A bipartisan group of nine senators expressed their unease with this potential sale in a letter to the Secretaries of Defense, Energy, Homeland Security, and Treasury, in November. Two more senators sounded the alarm again in a separate letter to Treasury Secretary Timothy Geithner. The Strategic Materials Advisory Council, an independent group concerned with advanced materials and resources and their role in the U.S. defense sector, reiterated these concerns in yet another letter to Geithner.
These issues are beyond the purview of a bankruptcy court. In these instances, the US relies on the Committee on Foreign Investment in the United States (CFIUS). CFIUS reviews the sale of companies to foreign entities to determine whether they will adversely affect national security. If they do, the statute gives the president the authority to prohibit or cancel a sale.

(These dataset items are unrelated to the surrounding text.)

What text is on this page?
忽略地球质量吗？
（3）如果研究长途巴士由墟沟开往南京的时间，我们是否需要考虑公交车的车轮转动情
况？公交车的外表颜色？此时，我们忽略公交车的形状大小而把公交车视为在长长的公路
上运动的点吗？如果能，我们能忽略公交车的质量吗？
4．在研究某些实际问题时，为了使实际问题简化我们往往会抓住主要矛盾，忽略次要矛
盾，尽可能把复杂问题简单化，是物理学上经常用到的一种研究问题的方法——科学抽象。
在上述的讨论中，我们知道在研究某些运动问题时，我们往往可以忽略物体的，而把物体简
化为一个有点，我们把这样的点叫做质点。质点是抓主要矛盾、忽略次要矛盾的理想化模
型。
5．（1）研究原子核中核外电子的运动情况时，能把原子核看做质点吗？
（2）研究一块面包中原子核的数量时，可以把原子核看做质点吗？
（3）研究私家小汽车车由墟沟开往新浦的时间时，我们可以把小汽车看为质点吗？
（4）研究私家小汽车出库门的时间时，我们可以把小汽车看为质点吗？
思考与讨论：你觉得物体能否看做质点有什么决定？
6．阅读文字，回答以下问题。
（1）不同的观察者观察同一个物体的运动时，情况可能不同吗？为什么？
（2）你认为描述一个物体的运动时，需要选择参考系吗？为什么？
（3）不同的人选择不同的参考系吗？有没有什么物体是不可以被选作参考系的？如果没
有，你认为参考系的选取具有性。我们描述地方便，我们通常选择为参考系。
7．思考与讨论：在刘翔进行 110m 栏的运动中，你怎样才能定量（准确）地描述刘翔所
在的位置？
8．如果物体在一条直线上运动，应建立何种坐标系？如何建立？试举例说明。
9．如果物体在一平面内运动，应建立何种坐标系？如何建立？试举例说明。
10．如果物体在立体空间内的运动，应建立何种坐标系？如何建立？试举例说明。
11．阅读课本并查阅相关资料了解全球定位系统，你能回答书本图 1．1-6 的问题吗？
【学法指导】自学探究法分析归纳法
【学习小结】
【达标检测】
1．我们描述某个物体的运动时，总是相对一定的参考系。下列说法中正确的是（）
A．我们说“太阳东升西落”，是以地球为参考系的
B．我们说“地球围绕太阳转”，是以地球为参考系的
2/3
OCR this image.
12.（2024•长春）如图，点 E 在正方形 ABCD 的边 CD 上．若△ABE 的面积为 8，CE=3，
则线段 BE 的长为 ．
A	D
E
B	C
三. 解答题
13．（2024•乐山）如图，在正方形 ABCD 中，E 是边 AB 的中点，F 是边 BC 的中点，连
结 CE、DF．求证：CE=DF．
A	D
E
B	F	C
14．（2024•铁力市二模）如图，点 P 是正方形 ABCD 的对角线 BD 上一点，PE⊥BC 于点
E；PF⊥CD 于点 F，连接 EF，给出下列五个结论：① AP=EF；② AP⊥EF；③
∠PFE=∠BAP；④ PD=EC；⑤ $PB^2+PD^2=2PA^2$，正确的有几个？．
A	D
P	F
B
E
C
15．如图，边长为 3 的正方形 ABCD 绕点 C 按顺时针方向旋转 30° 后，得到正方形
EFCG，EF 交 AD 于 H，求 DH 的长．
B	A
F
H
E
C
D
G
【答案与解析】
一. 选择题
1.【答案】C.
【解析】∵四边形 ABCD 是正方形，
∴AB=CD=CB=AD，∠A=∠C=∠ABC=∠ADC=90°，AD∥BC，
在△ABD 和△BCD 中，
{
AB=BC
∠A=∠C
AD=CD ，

In A123’s case, the firm’s intellectual property and market position would appear to disqualify its sale to a foreign entity. Simply separating its defense contracts is likely inadequate to prevent the transfer of the advanced battery technology that could potentially pose a threat to US national security. Clearly, more issues are in play than the simple sale of a bankrupt battery company to China.
When the president, or his surrogate, makes the final decision on the eventual disposition of A123, he will need to consider multiple factors – not only the need to satisfy A123s creditors, but also the impact on the U.S. defense industry, the long-term effects of transferring high technology to commercial and military competitors, and the possibility that another solution might exist, such as revisiting the bids from U.S. companies that Wanxiang bested.
When national security is at stake, policymakers ought to be predisposed to keep high-tech capabilities in American hands.
Sterner is a Fellow at the George C. Marshall Institute.